The term “family business” doesn’t just stop at the Eggleton men. In addition to company President Mike Sr., Vice President Mike Jr. and Chief Financial Officer Dan Eggleton, the entire Eggleton family is involved in the operation of the family’s refrigerated trucking company. Mike Sr. and his wife of 35 years, Janice, pulled their youngest child, daughter Meghan, 23, in as billing manager. Even Mike Jr.’s fianceé, Melissa Fitzwater, serves, in the role of safety director.

“With us working 12- to 15-hour days, the wives, or women, are always involved,” Mike Sr. said.

“When you want to be able to provide a good job and environment for that many people, it makes you aim higher,” Dan said.

The company has three employees – recruiter, a driver coordinator and a concierge – who focus on internal driver retention to help achieve this goal. Their job function is to help accommodate the personal needs of drivers.

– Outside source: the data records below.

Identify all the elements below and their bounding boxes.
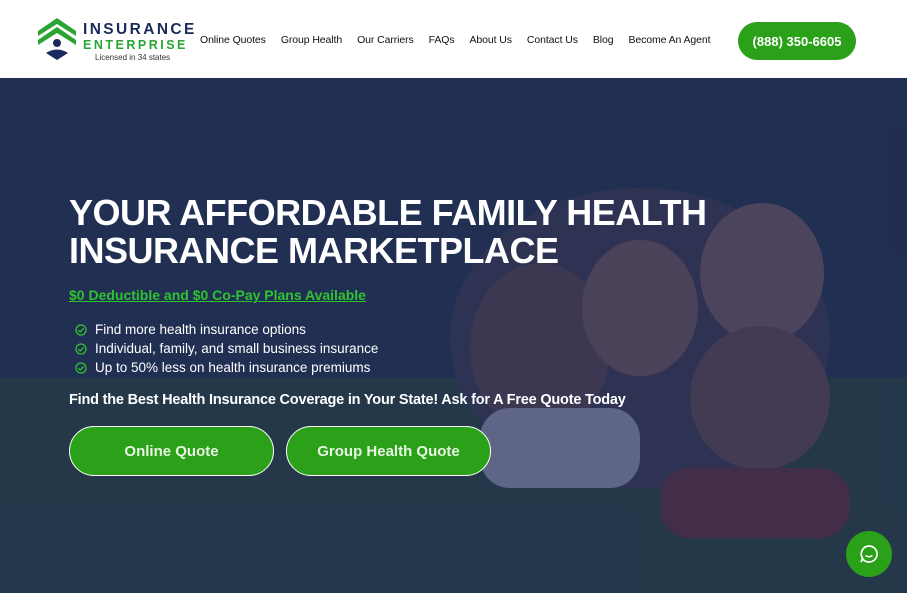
online-quote-button[interactable]: Online Quote <box>69 426 274 476</box>
benefits-list: Find more health insurance options Indiv… <box>75 320 378 377</box>
check-circle-icon <box>75 323 87 336</box>
benefit-text: Find more health insurance options <box>95 322 306 337</box>
logo[interactable]: INSURANCE ENTERPRISE Licensed in 34 stat… <box>36 16 196 64</box>
nav-our-carriers[interactable]: Our Carriers <box>357 34 414 46</box>
phone-button[interactable]: (888) 350-6605 <box>738 22 856 60</box>
nav-faqs[interactable]: FAQs <box>429 34 455 46</box>
logo-line2: ENTERPRISE <box>83 38 188 52</box>
nav-group-health[interactable]: Group Health <box>281 34 342 46</box>
benefit-text: Up to 50% less on health insurance premi… <box>95 360 371 375</box>
hero-headline: YOUR AFFORDABLE FAMILY HEALTH INSURANCE … <box>69 194 769 270</box>
hero-headline-line2: INSURANCE MARKETPLACE <box>69 230 559 271</box>
chat-icon <box>860 545 878 563</box>
nav-become-an-agent[interactable]: Become An Agent <box>628 34 710 46</box>
chat-button[interactable] <box>846 531 892 577</box>
nav-online-quotes[interactable]: Online Quotes <box>200 34 266 46</box>
main-nav: Online Quotes Group Health Our Carriers … <box>200 34 725 46</box>
list-item: Individual, family, and small business i… <box>75 339 378 358</box>
site-header: INSURANCE ENTERPRISE Licensed in 34 stat… <box>0 0 907 78</box>
list-item: Up to 50% less on health insurance premi… <box>75 358 378 377</box>
nav-about-us[interactable]: About Us <box>470 34 512 46</box>
logo-line1: INSURANCE <box>83 21 197 38</box>
check-circle-icon <box>75 361 87 374</box>
nav-contact-us[interactable]: Contact Us <box>527 34 578 46</box>
logo-house-icon <box>38 18 76 60</box>
hero-tagline: Find the Best Health Insurance Coverage … <box>69 392 626 408</box>
hero-subheadline-link[interactable]: $0 Deductible and $0 Co-Pay Plans Availa… <box>69 287 366 303</box>
check-circle-icon <box>75 342 87 355</box>
nav-blog[interactable]: Blog <box>593 34 614 46</box>
hero-section: YOUR AFFORDABLE FAMILY HEALTH INSURANCE … <box>0 78 907 593</box>
group-health-quote-button[interactable]: Group Health Quote <box>286 426 491 476</box>
benefit-text: Individual, family, and small business i… <box>95 341 379 356</box>
list-item: Find more health insurance options <box>75 320 378 339</box>
logo-tagline: Licensed in 34 states <box>95 53 171 62</box>
hero-headline-line1: YOUR AFFORDABLE FAMILY HEALTH <box>69 192 707 233</box>
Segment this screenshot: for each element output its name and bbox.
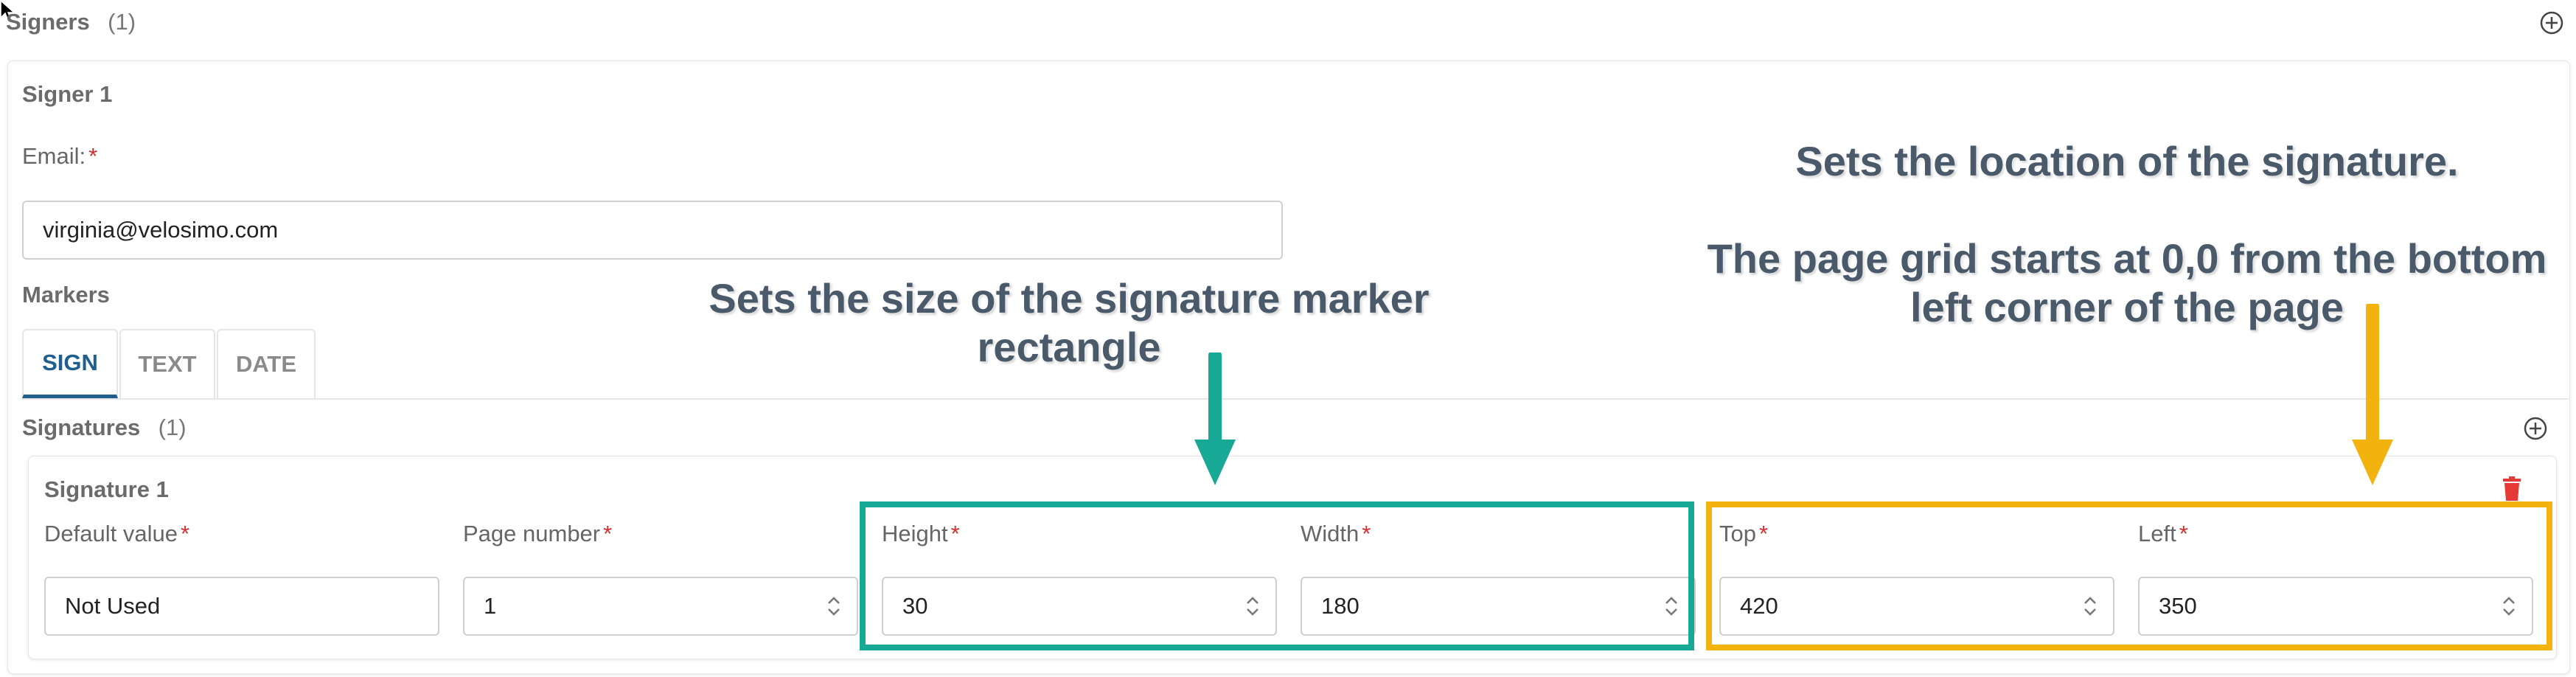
tab-date[interactable]: DATE: [217, 329, 316, 398]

“These guys have families and doctor’s appointments. These needs need to be recognized,” Mike Sr. said. “In the old days, these guys were considered part of the equipment. Now they’re part of the family.”

Mike Jr. said Raider’s market niche is doing the “little things” to make its drivers and families feel appreciated – “little things” like sending flowers to a drivers’ wife for their wedding anniversary, enclosing $5 in a driver’s child’s birthday card, sending a $50 Wal-Mart gift card to a driver’s wife on their first trip out to say “thank you” for allowing him to go on the road.

Winds of change

As this family-owned company is operating under the leadership of two of its three generations, the Eggleton men can chart the winds of change that the industry has experienced over the years.

Mike Sr. said some of the greatest change took place when the industry was deregulated in the early 1980s. The business shifted from a high degree of regulation to “You can haul anything, anywhere, as long as you do it legally,” he said.

He added that today’s trucker hauls shipments with far fewer “empty miles,” due to the deregulation.

“For example, back then you could haul from Houston to Dallas but you may not be authorized to transfer back from Dallas to Houston,” he explained, in regards to “empty miles.”

Dan said that technology has drastically changed the face of the trucking industry. Whereas engines used to be purely mechanical, they are now controlled by computer. Every tractor/trailer in Raider’s fleet has satellite equipment so that its position can be determined and even the temperature setting in the refrigerated trucks can be regulated from the office.


Both Mike Sr. and Dan cite public perception and industry negative publicity as a prominent challenge for today’s carrier.

“People think trucks roll down the road at 90 miles per hour, that equipment is unsafe,” Dan said. “That’s not true. So much goes into our safety and maintenance programs.”

“Most people are unaware that the Federal Motor Carrier Safety Administration holds high standards,” Mike Sr, said. “Only 1½ accident per every million miles is allowed per (company). If a carrier exceeds that, they’re shut down.”

Back to the future

As a seasoned veteran in the world of big rigs, Mike Sr. relates the nature of the trucking business in the most fundamental terms: “This is a tough business. Some days are good; some days are bad,” he said.

But like his father before him, and his children following after him, he wouldn’t have it any other way.

“We started with nothing. We’ve grown it with no financial base,” Dan said.

Mike Jr. said “here” is exactly where he envisioned being, noting, “Did I think we’d be here this fast? No.”

And what would Richard, the man who started it all, think of his family’s endeavor today?

“He would be particularly proud especially of our son,” Mike Sr. said.